Así te cambia la existencia, así suceden las cosas. Rá­pidamente la vida te da un vuelco, unos tienen un accidente y mueren o quedan inválidos, a otros les toca la lotería, otros descubren que su cónyuge tiene un aman­e y otros... dejan de engrosar la lista del paro.
  
Con el tiempo aprendí los diversos departamentos de una azulejera, y las distintas y desconocidas para el pú­blico "técnicas de pintado a mano, utilizando pinceles, peras, calcas, o simples esponjas.
También descubrí la razón por la que Helena me dio trabajo. En el fondo de mis ojos vio la desesperación, que le recordó su propio desánimo cuando años antes estuvo en una situación parecida a la mía, pero ella se encontraba recién separada y con dos hijas a su cargo. Entonces alguien le tendió una mano, le ofreció una oportunidad, y ella, ahora, tendía manos y daba oportunidades a las mujeres, que como yo, habíamos dejado de ser jovencitas y la sociedad nos aparcaba sin compasión.
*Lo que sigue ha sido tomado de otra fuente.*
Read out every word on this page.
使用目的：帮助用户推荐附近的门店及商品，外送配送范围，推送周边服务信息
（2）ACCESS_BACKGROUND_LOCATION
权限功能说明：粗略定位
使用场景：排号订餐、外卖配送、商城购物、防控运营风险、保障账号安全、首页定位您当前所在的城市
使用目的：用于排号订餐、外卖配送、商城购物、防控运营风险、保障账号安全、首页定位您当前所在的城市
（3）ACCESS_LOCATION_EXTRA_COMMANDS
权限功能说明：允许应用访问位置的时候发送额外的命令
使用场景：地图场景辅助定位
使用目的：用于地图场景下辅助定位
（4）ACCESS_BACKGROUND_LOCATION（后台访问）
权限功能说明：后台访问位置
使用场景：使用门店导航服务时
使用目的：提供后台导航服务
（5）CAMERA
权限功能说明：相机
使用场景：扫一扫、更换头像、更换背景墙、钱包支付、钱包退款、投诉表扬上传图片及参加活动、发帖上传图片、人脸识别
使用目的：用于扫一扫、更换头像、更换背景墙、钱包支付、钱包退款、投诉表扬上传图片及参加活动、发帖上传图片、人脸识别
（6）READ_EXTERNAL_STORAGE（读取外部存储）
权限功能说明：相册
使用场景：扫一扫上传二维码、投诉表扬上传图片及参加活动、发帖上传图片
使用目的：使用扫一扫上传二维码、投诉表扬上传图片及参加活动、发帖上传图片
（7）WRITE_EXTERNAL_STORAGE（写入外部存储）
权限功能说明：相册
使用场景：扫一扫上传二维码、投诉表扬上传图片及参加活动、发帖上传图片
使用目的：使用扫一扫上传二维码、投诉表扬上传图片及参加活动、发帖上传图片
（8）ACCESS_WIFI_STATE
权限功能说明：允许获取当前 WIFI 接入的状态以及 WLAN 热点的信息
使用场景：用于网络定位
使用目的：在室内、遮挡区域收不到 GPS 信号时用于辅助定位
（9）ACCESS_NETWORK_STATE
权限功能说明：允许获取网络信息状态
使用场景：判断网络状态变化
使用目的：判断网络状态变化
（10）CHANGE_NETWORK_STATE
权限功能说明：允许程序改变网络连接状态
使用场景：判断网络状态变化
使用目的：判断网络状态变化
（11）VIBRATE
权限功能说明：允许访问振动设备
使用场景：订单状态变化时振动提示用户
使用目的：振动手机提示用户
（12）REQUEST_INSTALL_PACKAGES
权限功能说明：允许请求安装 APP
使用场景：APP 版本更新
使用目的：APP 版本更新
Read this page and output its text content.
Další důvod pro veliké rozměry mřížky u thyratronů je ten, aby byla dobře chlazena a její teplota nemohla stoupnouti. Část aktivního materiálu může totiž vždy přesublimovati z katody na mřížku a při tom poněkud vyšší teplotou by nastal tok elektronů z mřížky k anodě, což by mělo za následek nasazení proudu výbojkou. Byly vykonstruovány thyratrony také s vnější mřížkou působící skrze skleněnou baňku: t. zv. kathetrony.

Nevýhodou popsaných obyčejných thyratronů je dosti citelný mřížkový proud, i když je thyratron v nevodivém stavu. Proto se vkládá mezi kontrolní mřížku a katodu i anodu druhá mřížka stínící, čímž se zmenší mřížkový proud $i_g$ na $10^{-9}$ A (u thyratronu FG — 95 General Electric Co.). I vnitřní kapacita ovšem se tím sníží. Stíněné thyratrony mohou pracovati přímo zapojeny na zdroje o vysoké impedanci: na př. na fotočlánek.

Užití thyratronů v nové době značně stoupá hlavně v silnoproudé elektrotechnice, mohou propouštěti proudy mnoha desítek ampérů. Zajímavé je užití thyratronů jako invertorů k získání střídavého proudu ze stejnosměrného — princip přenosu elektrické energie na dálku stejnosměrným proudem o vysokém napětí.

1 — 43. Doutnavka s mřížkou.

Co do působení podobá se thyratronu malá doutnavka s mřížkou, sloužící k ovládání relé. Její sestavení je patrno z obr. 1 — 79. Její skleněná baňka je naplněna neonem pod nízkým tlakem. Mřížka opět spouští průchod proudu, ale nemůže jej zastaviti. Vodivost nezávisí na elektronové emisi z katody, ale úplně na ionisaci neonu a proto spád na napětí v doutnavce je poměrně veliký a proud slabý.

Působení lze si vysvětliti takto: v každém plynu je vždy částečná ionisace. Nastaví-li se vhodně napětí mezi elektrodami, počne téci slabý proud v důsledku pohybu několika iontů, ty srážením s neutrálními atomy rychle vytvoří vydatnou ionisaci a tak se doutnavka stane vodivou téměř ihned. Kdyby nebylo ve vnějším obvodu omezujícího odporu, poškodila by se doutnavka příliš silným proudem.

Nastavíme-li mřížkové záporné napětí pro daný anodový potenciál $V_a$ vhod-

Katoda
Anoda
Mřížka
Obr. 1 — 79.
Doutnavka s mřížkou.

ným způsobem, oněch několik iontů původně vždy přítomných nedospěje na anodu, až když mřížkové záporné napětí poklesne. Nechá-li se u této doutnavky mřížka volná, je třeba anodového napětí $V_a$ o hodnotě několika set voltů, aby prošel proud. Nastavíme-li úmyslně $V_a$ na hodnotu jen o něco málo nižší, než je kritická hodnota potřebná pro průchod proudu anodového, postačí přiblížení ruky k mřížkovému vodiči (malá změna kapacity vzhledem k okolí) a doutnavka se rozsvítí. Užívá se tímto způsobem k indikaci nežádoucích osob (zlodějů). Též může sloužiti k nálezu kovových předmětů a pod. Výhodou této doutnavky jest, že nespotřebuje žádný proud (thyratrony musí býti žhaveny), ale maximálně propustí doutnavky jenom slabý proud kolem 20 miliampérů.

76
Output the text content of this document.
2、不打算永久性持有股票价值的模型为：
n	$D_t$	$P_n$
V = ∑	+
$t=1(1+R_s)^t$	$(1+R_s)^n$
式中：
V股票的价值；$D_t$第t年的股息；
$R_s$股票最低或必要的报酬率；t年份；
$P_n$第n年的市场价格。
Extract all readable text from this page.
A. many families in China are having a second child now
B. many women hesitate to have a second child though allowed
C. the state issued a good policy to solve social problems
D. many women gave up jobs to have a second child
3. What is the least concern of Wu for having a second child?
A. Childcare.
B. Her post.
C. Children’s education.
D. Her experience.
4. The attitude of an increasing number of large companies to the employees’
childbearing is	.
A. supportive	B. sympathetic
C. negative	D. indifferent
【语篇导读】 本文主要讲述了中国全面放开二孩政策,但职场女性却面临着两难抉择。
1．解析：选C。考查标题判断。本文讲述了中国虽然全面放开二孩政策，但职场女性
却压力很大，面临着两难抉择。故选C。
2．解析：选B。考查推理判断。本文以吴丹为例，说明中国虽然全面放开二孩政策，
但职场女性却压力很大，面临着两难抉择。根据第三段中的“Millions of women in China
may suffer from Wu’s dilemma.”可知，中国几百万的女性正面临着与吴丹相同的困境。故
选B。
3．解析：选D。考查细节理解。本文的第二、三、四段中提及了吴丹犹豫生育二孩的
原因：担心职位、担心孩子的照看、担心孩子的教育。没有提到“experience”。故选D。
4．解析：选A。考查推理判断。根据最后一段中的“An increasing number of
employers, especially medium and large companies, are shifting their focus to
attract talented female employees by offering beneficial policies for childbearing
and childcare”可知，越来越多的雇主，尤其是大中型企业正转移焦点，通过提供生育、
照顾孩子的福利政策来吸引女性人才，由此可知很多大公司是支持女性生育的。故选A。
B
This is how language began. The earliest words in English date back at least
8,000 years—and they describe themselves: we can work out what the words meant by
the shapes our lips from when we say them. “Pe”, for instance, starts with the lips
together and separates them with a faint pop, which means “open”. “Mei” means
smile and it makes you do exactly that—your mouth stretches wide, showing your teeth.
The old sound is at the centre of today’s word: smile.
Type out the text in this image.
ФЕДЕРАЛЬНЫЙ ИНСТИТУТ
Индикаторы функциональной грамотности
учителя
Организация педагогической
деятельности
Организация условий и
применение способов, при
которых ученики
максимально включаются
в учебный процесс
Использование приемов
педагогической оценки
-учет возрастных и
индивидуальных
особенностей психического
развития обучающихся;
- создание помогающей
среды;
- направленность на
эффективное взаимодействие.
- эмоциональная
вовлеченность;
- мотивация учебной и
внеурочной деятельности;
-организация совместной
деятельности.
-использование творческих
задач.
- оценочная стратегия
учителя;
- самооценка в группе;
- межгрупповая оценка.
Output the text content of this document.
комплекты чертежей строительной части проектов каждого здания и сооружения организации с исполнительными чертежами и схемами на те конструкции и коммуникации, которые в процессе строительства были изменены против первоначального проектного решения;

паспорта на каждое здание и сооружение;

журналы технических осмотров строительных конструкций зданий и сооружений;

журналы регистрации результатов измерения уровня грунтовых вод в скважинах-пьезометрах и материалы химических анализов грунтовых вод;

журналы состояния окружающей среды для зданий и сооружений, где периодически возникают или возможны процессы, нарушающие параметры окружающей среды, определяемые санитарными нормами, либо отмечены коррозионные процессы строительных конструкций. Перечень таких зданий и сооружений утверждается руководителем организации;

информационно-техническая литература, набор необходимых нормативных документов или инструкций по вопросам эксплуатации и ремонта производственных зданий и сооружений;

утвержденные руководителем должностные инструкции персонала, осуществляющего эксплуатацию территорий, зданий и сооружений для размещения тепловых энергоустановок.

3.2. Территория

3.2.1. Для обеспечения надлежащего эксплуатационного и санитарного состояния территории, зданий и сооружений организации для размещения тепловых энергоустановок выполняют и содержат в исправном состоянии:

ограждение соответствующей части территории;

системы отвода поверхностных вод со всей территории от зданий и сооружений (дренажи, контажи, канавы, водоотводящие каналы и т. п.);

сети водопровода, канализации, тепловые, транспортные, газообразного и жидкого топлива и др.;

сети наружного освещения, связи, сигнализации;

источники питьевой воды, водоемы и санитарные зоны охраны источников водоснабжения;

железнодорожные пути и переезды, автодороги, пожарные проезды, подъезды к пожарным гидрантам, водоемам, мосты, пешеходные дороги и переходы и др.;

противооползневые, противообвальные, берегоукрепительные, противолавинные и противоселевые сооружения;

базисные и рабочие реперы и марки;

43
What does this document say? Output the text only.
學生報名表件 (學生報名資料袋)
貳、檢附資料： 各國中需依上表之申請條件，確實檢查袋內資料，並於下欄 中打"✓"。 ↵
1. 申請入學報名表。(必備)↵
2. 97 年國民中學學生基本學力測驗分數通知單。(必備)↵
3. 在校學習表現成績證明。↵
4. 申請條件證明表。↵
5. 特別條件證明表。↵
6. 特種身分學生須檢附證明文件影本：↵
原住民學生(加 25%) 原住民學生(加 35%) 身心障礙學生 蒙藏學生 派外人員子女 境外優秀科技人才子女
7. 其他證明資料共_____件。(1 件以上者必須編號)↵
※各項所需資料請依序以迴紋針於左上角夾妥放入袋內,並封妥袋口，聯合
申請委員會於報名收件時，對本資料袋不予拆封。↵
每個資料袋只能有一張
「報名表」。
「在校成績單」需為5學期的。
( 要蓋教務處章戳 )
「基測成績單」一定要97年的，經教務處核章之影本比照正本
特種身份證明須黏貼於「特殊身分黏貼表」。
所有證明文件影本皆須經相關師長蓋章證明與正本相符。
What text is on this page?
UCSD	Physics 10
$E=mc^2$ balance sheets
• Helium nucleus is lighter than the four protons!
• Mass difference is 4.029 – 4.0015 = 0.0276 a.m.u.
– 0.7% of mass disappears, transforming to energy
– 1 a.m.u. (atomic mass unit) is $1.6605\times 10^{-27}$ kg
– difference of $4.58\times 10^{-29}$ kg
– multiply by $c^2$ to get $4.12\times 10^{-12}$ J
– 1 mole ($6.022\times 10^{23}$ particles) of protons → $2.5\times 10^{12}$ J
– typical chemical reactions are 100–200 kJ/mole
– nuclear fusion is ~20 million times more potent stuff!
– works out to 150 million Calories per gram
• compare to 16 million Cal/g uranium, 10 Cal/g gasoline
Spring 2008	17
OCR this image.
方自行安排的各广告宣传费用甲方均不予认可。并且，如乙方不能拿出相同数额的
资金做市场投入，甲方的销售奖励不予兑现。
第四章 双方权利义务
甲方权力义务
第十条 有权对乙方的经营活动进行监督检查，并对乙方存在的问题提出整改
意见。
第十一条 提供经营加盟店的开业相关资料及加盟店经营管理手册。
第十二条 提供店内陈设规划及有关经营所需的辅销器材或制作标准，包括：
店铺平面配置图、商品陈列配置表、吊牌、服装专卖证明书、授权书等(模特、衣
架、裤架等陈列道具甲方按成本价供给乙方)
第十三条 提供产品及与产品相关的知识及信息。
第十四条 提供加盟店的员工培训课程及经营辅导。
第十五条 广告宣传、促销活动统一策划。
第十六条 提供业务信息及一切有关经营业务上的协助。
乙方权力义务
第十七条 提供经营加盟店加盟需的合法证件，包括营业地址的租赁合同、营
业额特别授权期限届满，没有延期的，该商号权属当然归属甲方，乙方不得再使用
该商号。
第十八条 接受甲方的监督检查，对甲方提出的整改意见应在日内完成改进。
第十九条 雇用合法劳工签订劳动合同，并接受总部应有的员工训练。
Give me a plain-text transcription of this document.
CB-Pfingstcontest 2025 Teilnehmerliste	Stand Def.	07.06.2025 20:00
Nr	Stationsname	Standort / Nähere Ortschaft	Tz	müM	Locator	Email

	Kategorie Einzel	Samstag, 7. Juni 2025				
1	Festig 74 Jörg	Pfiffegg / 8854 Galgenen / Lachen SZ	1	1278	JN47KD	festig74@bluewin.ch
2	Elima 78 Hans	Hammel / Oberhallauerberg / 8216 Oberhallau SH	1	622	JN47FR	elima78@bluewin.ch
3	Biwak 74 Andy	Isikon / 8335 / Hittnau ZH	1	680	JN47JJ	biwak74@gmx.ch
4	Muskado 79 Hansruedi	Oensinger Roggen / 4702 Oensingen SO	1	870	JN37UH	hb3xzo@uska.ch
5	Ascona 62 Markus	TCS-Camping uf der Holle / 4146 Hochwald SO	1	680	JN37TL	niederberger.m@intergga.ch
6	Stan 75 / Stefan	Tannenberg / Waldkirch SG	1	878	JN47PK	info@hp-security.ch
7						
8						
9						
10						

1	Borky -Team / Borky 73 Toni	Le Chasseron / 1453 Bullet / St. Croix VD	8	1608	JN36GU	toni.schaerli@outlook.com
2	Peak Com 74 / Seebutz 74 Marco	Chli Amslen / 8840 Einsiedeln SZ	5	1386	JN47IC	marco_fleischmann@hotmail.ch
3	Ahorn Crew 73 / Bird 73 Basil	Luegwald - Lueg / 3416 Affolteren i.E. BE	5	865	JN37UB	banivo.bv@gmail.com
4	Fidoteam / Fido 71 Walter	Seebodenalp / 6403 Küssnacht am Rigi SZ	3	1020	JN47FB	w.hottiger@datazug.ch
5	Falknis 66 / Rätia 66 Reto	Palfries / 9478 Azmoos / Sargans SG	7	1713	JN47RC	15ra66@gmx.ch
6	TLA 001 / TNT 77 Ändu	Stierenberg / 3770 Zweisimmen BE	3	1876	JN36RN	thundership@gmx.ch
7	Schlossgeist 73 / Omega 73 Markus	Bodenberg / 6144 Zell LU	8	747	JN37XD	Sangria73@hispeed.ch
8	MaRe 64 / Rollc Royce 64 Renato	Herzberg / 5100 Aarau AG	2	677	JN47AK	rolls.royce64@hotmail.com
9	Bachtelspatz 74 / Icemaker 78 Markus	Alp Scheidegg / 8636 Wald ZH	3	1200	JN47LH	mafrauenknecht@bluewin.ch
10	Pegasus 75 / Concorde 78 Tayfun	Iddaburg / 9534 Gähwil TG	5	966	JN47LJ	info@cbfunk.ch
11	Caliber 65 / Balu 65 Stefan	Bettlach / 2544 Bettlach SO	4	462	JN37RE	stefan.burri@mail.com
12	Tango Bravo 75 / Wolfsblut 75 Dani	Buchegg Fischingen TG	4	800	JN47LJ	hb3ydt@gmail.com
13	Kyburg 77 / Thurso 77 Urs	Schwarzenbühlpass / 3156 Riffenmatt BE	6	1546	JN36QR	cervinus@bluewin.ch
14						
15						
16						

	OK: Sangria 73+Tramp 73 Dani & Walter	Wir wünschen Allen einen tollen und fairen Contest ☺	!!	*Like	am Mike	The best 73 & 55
Aparco en el parking, cerrando el coche saludo a mis compañeras. Estacionan a mi lado Lourdes y Asun, ro­zan las dos los cincuenta, pero también está Angeles, Beatriz, Noemí... ninguna alcanza los treinta. La empresa se encuentra cerca del pantano de Maria Cristina. Es una noche de verano. Miro el reloj de pulsera. Las seis menos diez. Tiempo suficiente para fichar y sacar un cafe de la máquina antes de ponernos a pintar. Las estrellas todavía destellan en el cielo aunque se percibe un tenue clarear de día, las montañas y el pico del Penya­golosa nos espían entre las tinieblas, desde su majestuo­sidad milenaria. Respiro hondamente. A pesar del aire contaminado percibo el olor de pinos húmedos de rocío. El rumor del ramaje mecíéndose por la brisa nocturna. No puedo evitar sonreír al pensar que sigo siendo de pueblo. 
Un escalofrío me invade el cuerpo. El recuerdo de mis abuelas me humedece de pronto la vista. Les pido que me  dejen tranquila. Si quieren hacer compañía a alguien que la hagan a sus bisnietos, mis hijos, que nun­ca las conocieron pero pueden hacerlo a través del mun­do de los sueños. Yo he de serenarme, nadie debe de no­tar estos sentimientos mios, tan extraños. De saberlo mis compañeras creerían que estoy chiflada, y puede que acertaran. Quién habla con muertos. Sólo los locos.
Pero tal vez no sean espíritus de otros mundos los que me acompañan esta mañana, y en otras ocasiones.
Quizás son vivencias pasadas, que me dan calor y apo­yo en momentos de flaqueza.
Como el árbol que tiene profundas raíces y sobrevive al azote de vientos y tem­pestades.

Cruzo el parking rápidamente, entro en la nave de Tercer Fuego y ficho.     El reloj de la empresa me marca las cinco y cincuenta y cuatro minutos. Voy a por mi segundo café del día. Y luego... a trabajar.